The following example shows how to use it in a Kafka Consumer consuming from Apache Kafka cluster on Kubernetes using Strimzi:

  1. Deploy your Kafka cluster with TLS authentication enabled
  2. Create KafkaUser resource using TLS authentication
  3. In your consumer properties, use the following options to load the public key of the CA used by the Apache Kafka cluster and the user certificates for authentication
    config.providers=secrets,configmaps
    config.providers.secrets.class=io.strimzi.kafka.KubernetesSecretConfigProvider
    config.providers.configmaps.class=io.strimzi.kafka.KubernetesConfigMapConfigProvider
    security.protocol=SSL
    ssl.keystore.type=PEM
    ssl.keystore.certificate.chain=${secrets:myproject/my-user:user.crt}
    ssl.keystore.key=${secrets:myproject/my-user:user.key}
    ssl.truststore.type=PEM
    ssl.truststore.certificates=${secrets:myproject/my-cluster-cluster-ca-cert:ca.crt}

Using patterns

You can also use Glob patterns to specify the keys in the Secret or ConfigMap that should be used. The Kubernetes Config Provider will find all fields matching the pattern and join them together into a single value. This is useful for example when you want to load multiple certificates from a Secret into a single configuration option.
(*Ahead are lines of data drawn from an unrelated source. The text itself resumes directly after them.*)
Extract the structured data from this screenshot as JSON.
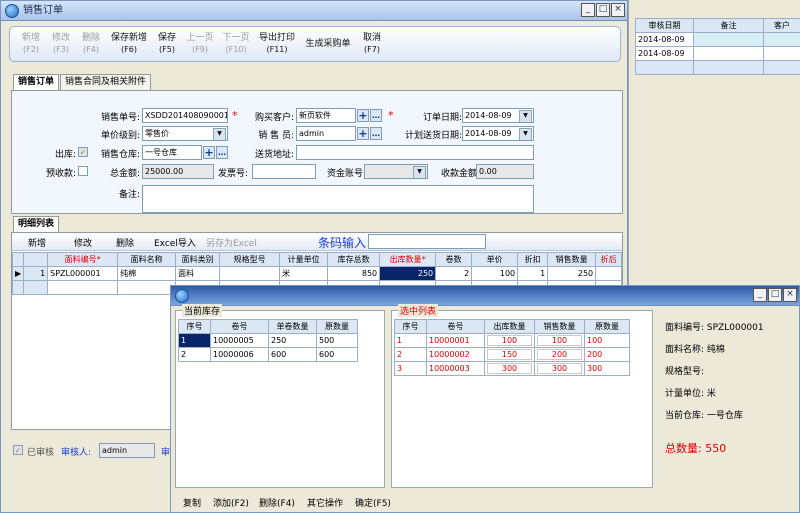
{
  "main_window": {
    "title": "销售订单"
  },
  "toolbar": [
    {
      "label": "新增",
      "key": "(F2)",
      "disabled": true
    },
    {
      "label": "修改",
      "key": "(F3)",
      "disabled": true
    },
    {
      "label": "删除",
      "key": "(F4)",
      "disabled": true
    },
    {
      "label": "保存新增",
      "key": "(F6)",
      "disabled": false
    },
    {
      "label": "保存",
      "key": "(F5)",
      "disabled": false
    },
    {
      "label": "上一页",
      "key": "(F9)",
      "disabled": true
    },
    {
      "label": "下一页",
      "key": "(F10)",
      "disabled": true
    },
    {
      "label": "导出打印",
      "key": "(F11)",
      "disabled": false
    },
    {
      "label": "生成采购单",
      "key": "",
      "disabled": false
    },
    {
      "label": "取消",
      "key": "(F7)",
      "disabled": false
    }
  ],
  "tabs": [
    "销售订单",
    "销售合同及相关附件"
  ],
  "form": {
    "order_no_label": "销售单号:",
    "order_no": "XSDD201408090001",
    "customer_label": "购买客户:",
    "customer": "新页软件",
    "order_date_label": "订单日期:",
    "order_date": "2014-08-09",
    "price_level_label": "单价级别:",
    "price_level": "零售价",
    "salesman_label": "销 售 员:",
    "salesman": "admin",
    "plan_date_label": "计划送货日期:",
    "plan_date": "2014-08-09",
    "outbound_label": "出库:",
    "warehouse_label": "销售仓库:",
    "warehouse": "一号仓库",
    "address_label": "送货地址:",
    "prepay_label": "预收款:",
    "total_label": "总金额:",
    "total": "25000.00",
    "invoice_label": "发票号:",
    "account_label": "资金账号:",
    "received_label": "收款金额:",
    "received": "0.00",
    "remark_label": "备注:"
  },
  "detail": {
    "tab": "明细列表",
    "buttons": [
      "新增",
      "修改",
      "删除",
      "Excel导入",
      "另存为Excel"
    ],
    "barcode_label": "条码输入",
    "columns": [
      "面料编号*",
      "面料名称",
      "面料类别",
      "规格型号",
      "计量单位",
      "库存总数",
      "出库数量*",
      "卷数",
      "单价",
      "折扣",
      "销售数量",
      "折后"
    ],
    "rows": [
      {
        "idx": "1",
        "code": "SPZL000001",
        "name": "纯棉",
        "category": "面料",
        "spec": "",
        "unit": "米",
        "stock": "850",
        "out_qty": "250",
        "rolls": "2",
        "price": "100",
        "discount": "1",
        "sale_qty": "250"
      }
    ]
  },
  "footer": {
    "audited_label": "已审核",
    "auditor_label": "审核人:",
    "auditor": "admin",
    "auditor2_label": "审"
  },
  "right_panel": {
    "columns": [
      "审核日期",
      "备注",
      "客户"
    ],
    "rows": [
      [
        "2014-08-09",
        "",
        ""
      ],
      [
        "2014-08-09",
        "",
        ""
      ]
    ]
  },
  "dialog": {
    "current_stock_title": "当前库存",
    "stock_columns": [
      "序号",
      "卷号",
      "单卷数量",
      "原数量"
    ],
    "stock_rows": [
      [
        "1",
        "10000005",
        "250",
        "500"
      ],
      [
        "2",
        "10000006",
        "600",
        "600"
      ]
    ],
    "selected_title": "选中列表",
    "selected_columns": [
      "序号",
      "卷号",
      "出库数量",
      "销售数量",
      "原数量"
    ],
    "selected_rows": [
      [
        "1",
        "10000001",
        "100",
        "100",
        "100"
      ],
      [
        "2",
        "10000002",
        "150",
        "200",
        "200"
      ],
      [
        "3",
        "10000003",
        "300",
        "300",
        "300"
      ]
    ],
    "info": {
      "code_label": "面料编号:",
      "code": "SPZL000001",
      "name_label": "面料名称:",
      "name": "纯棉",
      "spec_label": "规格型号:",
      "unit_label": "计量单位:",
      "unit": "米",
      "warehouse_label": "当前仓库:",
      "warehouse": "一号仓库",
      "total_label": "总数量:",
      "total": "550"
    },
    "buttons": [
      "复制",
      "添加(F2)",
      "删除(F4)",
      "其它操作",
      "确定(F5)"
    ]
  },
  "colors": {
    "accent": "#0a246a",
    "required": "#e60000",
    "title_bar": "#a9c4ea"
  }
}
With an example Kubernetes Secret container multiple certificate files:

apiVersion: v1
kind: Secret
metadata:
  name: certificates
data:
  ca.crt: ...
  ca2.crt: ...
  ca3.crt: ...

You can use the provider to load all of the certificates by using the key pattern *.crt:

config.providers=secrets
config.providers.secrets.class=io.strimzi.kafka.KubernetesSecretConfigProvider
...
ssl.truststore.certificates=${secrets:myproject/certificates:*.crt}

By default, a new line will be used as a separator when joining the different values. But you can configure the separator if you want to use a different one:

config.providers=secrets,configmaps
config.providers.secrets.class=io.strimzi.kafka.KubernetesSecretConfigProvider
config.providers.secrets.param.separator=,

Configuring the Kubernetes client

The Kubernetes Config Provider is using the Fabric8 Kubernetes Client. You can configure it using Java system properties, environment variables, Kube config files or ServiceAccount tokens. All available configuration options are described in the client documentation. By default, it will try to automatically find the available configuration - for example from the Kube config file (~/.kube/config) or from the ServiceAccount if running inside Kubernetes Pod.

RBAC rights

The Kubernetes account used by the Kubernetes Configuration Provider needs to have access to the Config Maps or Secrets. The only RBAC rights it needs is the get access rights on a given resource. For example:

- apiGroups: [""]
  resources: ["secrets"]
  resourceNames: ["my-user", "my-cluster-cluster-ca-cert"]
  verbs: ["get"]

It does not need any other access rights.